John Broomhall asks respected sound professionals to share their audio wishlist for the New Year

Heard About: Sixteen audio must-haves for 2016

Speaking with the community, I’ve managed to identify 16 things game audio people want to see in 2016.

Here they are, in no particular order:

1. More cohesive dialogue performances.

2. More projects using a real-time music or hybrid streamed/real-time music approach – projects that push ‘procedural music’. 

3.Getting further away from ‘gamey’ sound by bending rules, increasing complexity to the point that the ear can no longer decipher what’s going on technically, and creating asymmetry. This will reduce decisions based on game logic and make them more active instead. 

4. More stepping away from the screen. Creative ideas don’t necessarily happen when you’re sat in front of a computer. They happen when the routine is broken and you ‘forget’ about work.

5. More custom tools to give external sound designers full control over all aspects of adding and testing sound in-game. Plus, more middleware or tools designed specifically for games’ non-linear processes and pipelines – especially for dialogues. 

6.Engines supplied with more advanced audio features ‘out of the box’, rather than a bare integration.

7. Generally, more processing in middleware – with greater plug-in choice.

8. Better sound design/game audio workflow support in DAWs. One example is integrated tools for generating sound variants, taking composite chunks of sound design and making them reusable within a session while keeping the source ‘live’, rather than having to repeatedly bounce things down, pull into a sampler and so on, with all the attendant clunkiness in terms of making changes to earlier stages. Even with simple stuff like naming and export workflows, game dev requirements are very different to those of linear audio folks.

9. Much better DAW and middleware integration, plus tools that integrate sound design and implementation further. There have only been some first baby steps in that direction so far. Just like how ProTools works in films – sound design and ‘implementation’ (sync to image) go hand-in-hand. Current middleware generally still relies on ‘assets’ or sound effects to be created externally.

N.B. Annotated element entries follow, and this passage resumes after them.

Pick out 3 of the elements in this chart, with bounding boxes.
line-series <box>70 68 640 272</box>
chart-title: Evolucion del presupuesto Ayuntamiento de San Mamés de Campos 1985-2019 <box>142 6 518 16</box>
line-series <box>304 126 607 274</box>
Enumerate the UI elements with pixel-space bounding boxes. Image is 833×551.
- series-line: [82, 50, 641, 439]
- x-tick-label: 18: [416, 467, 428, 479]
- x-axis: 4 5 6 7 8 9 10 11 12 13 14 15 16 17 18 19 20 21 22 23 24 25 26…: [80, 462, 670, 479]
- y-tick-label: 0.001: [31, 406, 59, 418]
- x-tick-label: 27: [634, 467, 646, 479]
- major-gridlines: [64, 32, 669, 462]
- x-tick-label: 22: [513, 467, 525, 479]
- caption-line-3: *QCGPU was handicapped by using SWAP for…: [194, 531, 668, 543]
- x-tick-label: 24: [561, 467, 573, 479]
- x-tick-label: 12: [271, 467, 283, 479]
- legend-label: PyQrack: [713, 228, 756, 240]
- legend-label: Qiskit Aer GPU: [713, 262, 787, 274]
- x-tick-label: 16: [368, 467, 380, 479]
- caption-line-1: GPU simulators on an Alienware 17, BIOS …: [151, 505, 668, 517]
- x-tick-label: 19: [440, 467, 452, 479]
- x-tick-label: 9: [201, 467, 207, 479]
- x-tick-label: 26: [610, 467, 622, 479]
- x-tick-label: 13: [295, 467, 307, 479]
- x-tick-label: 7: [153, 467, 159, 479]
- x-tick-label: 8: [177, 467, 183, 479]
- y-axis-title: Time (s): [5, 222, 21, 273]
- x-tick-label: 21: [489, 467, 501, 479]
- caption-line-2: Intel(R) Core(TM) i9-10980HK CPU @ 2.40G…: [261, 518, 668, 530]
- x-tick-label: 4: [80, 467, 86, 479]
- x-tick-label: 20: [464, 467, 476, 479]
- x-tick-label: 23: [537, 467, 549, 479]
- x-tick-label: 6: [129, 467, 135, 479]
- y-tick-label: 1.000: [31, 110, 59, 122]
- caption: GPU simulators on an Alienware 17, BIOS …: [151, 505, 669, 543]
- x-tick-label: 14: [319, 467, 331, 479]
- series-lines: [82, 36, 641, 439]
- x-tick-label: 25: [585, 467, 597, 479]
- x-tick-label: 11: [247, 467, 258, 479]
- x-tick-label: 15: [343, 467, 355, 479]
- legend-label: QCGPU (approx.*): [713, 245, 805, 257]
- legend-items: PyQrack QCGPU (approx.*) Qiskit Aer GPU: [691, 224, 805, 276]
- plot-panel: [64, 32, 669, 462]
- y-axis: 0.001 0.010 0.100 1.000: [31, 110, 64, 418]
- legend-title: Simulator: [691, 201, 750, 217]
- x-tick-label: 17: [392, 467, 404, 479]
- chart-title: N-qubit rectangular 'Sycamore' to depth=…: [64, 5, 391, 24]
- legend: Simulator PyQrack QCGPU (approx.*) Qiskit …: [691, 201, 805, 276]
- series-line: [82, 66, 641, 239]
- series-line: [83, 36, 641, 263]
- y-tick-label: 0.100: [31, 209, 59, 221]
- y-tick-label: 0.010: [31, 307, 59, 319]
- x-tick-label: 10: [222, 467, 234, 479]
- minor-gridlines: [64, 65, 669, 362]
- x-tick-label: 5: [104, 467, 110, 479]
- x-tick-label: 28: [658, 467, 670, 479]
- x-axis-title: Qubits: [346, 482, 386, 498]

10. Smarter tools that know what you want to do with the audio file you’ve just imported. The sonic characteristics of a sound can usually give away its intended use. In an ideal world, no-one should have to go through multiple steps in order to get content into a game.

11.Universal adherence to loudness standards across all titles and platforms – TRCs and even runtime enforcement.

12.More cross-disciplinary collaboration. Collaboration is the key to everything, so choose your teammates wisely. 

13.That we don’t move to a fully subscription-based model for all audio creation software – managing a ton of licences for an in-house team is painful. 

14.More women working in audio and the games industry, from management to creative design to programming.

15.More focus on the creative side of development. More games that are fun and innovative creatively – not just games that show off the new tech. A cool idea coming first, then using the technology as a means to achieve it – rather than fitting a game around some technology.

16.Sound involved from the beginning of a project, influencing all parts of the game – even the game tech. Plus, a proper post-production period as with film – it’s still the dream.